Following an auto collision in November 2017, Hannah Wormgoor was diagnosed with post-traumatic headaches, occipital neuralgia and cervical radiculopathy. She sent a demand to her insurer, State Farm Mutual Automobile Insurance Company, for $75,000, but State Farm countered with less than $8,000.
In 2019, Wormgoor sued State Farm and the other driver, Christopher Vervaet, for damages. The insurer allowed Wormgoor to accept $25,000 from Vervaet’s policy, so the lawsuit continued between Wormgoor and her insurer.
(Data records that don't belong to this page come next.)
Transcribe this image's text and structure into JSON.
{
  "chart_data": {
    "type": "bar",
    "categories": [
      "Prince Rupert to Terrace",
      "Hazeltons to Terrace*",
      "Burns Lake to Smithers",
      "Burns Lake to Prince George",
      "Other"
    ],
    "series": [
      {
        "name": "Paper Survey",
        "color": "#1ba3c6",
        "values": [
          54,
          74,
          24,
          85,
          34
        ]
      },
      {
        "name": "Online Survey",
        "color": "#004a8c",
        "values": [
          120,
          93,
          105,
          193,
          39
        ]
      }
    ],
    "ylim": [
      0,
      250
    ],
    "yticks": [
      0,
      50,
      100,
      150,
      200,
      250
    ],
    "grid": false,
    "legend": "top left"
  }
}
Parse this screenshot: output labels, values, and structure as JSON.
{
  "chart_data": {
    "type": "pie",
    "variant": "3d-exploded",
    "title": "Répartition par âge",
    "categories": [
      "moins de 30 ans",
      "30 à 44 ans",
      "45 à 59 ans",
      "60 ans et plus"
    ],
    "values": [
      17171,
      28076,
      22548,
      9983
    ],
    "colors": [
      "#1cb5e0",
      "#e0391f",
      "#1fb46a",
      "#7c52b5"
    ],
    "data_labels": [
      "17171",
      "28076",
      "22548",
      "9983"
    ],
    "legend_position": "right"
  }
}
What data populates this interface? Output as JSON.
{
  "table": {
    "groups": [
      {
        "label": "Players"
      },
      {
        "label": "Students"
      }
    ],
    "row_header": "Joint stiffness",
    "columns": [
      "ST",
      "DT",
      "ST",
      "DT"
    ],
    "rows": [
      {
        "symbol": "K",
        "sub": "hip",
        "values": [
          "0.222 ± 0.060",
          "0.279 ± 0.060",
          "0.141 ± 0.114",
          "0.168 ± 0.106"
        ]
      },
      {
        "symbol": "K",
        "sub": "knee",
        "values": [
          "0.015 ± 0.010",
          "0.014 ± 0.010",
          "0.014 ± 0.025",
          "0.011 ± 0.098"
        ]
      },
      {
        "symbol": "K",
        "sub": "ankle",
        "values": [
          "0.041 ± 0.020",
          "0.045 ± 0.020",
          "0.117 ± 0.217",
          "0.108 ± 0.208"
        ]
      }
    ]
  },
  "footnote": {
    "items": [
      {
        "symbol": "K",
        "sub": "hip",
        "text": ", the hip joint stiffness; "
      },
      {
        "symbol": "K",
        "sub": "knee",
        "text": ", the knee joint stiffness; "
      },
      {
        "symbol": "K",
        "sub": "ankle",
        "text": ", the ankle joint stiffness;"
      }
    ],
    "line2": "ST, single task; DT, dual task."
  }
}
Settlement talks were unsuccessful, so the case proceeded to trial. The parties entered into a stipulation providing that if the jury’s verdict were greater than $110,000 — the maximum available under Wormgoor’s policy — the court would reduce the verdict to $67,168.52, accounting for $10,000 that had been paid for her medical treatment, $7,831.48 advanced to her and the $25,000 she received from Vervaet.
The Marion County jury ultimately returned a $1.05 million verdict in Wormgoor’s favor, which was immediately reduced to $67,168.52. She also sought prejudgment interest based on the full $1.05 million verdict, but the trial court determined interest would be calculated based on the reduced verdict amount.
The final interest award was $11,559.77.
On appeal, Wormgoor argued the trial court erred in calculating interest. The Court of Appeals disagreed.
“Our review of the record reveals that the plain language of the pretrial stipulations provides that any jury verdict in excess of $110,000 should be reduced to $67,168.52,” Judge Rudolph Pyle wrote. “Thus, the judgment that the trial court used to calculate prejudgment interest cannot be the $1,050,000 jury verdict, because it was immediately reduced, pursuant to the pretrial stipulations, to $67,168.52.”
The COA looked to Kosarko v. Padula, 979 N.E.2d 144 (Ind. 2012), and Inman v. State Farm Mut. Auto. Ins. Co., 981 N.E.2d 1202, (Ind. 2012), in reaching its decision.
“… (W)e hold that a trial court has the discretion to award prejudgment interest upon a jury verdict, even when that amount exceeds a final judgment stipulated to by the parties,” Pyle wrote. “Here, the trial court granted the request for prejudgment interest. However, it based the award on the final judgment stipulated to by the parties, not the jury verdict award. The record supports the trial court’s decision.
“Here, the record reveals that the parties did not avoid efforts to settle their dispute and there is no evidence that State Farm took steps to unreasonably delay the case being decided at trial,” Pyle concluded. “In fact, the record reveals that much of the delay getting this case to trial involved COVID-19 emergency orders delaying in-person hearings during the pandemic. As a result, the trial court did not abuse its discretion in calculating prejudgment interest based on the stipulated reduced judgment instead of the jury verdict amount.”
The case is Hannah Wormgoor v. State Farm Mutual Automobile Insurance Company, 21A-CT-2612.